Hervé SIREDEY - P.S.N. Praticien de Santé Naturopathe-Iridologue Naturopathy-Iridology practitioner Bienvenue - C.E.I.C. 39 - Welcome

ven

15

jan

2010

Nanotechnologies en médecine naturelle ?

Nées il y a plus de quinze ans, les nanotechnologies fascinent mais elles suscitent également de nombreuses interrogations. Aujourd'hui, nous voyons apparaitre en France de nouvelles "thérapies douces made in USA" intégrant ces nanotechnologies. Enquête !


Les nanotechnologies font désormais partie de notre quotidien. Le marché avoisinera les 1.000 milliards de dollars à l'échelle mondiale en 2015 comme l'a mentionné Eric Gaffet, directeur de recherche au CNRS au sein de l'équipe "Nanomaterial Research Group" (NRG UMR 5060 CNRS / UTBM). On retrouve les nanotechnologies dans des domaines aussi variés que les loisirs (raquettes de tennis, écrans de cinéma haute résolution), l'industrie automobile (pare-chocs composés de nanotubes de carbones), l'informatique ou le médical (greffes de prothèses auditives pour les malentendants ou kits de tests médicaux).

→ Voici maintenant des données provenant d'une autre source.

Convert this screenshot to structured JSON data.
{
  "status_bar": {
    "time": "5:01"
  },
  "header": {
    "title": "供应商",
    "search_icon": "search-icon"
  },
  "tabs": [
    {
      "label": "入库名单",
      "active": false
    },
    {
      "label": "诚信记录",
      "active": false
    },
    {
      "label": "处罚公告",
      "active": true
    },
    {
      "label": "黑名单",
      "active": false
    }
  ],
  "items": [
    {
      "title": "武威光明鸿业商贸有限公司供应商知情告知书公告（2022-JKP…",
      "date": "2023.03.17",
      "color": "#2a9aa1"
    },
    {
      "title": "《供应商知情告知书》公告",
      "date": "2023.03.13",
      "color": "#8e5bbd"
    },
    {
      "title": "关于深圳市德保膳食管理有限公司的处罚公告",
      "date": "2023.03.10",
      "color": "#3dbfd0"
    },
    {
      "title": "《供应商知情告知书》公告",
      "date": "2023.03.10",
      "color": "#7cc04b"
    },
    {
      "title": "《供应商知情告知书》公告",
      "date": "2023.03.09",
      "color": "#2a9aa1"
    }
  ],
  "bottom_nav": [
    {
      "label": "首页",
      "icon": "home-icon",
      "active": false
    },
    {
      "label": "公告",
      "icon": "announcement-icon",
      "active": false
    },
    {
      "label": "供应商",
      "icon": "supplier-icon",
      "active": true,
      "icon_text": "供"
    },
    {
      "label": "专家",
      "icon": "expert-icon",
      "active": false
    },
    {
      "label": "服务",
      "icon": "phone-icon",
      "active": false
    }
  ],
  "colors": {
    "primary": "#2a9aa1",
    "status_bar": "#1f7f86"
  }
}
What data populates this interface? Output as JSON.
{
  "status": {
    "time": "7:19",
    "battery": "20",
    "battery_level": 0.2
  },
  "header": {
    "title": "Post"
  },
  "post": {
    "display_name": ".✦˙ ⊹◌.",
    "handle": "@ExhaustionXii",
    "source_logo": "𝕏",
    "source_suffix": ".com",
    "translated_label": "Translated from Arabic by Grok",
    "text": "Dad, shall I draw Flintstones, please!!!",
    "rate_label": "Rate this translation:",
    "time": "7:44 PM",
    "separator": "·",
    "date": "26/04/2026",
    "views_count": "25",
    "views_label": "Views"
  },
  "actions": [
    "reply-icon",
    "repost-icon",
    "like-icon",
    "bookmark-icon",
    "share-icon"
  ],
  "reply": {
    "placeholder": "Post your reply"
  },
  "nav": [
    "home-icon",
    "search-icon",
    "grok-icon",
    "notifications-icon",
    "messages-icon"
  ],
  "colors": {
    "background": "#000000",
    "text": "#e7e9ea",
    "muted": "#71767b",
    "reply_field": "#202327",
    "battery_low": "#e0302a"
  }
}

Toujours dans le domaine de la santé mais "naturelle" cette fois-ci, nous voyons cette technologie intégrer de soi-disant médecines douces via des méthodes couplant "acupuncture traditionnelle chinoise" et "nanotechnologies". Le bénéfice aujourd'hui ne sera-t-il pas le cauchemar de demain ? Il est clair que cette technologie doit impérativement rester à la porte d'un praticien de santé naturelle digne de ce nom.

 

Des nanoparticules pour traiter des pathologies graves...

 

Dans le domaine expérimental, les bionanotechnologies ont permis à certains chercheurs de "contrôler" littéralement un rat. Par stimulation de certaines parties de son cerveau, les scientifiques ont réussi à faire avancer l'animal et à le diriger à gauche ou à droite ! Par cette expérience nous sommes en droit de nous poser certaines questions concernant la liberté et la vie privée de chacun.

 

Les nanotechnologies permettront, à terme, de fabriquer des objets plus résistants, plus légers, plus petits en utilisant beaucoup moins de matière. Un exemple : parmi la cohorte d'industriels de la santé figurent Laurent Lévy et Paras Prasad. Le premier est le fondateur de Nanobiotix, une entreprise développant les traitements médicaux de formats nanométriques activables à distance. Le second est le directeur de l'Institute for Lasers, Photonics, and Biophotonics de l'université de Buffalo (State University of New York, SUNY) qui a mis au point cette technologie. L'idée est simple : utiliser des nanoparticules de 30 à 40 nanomètres, activées à distance, servant au traitement curatif de pathologies graves telles que le cancer.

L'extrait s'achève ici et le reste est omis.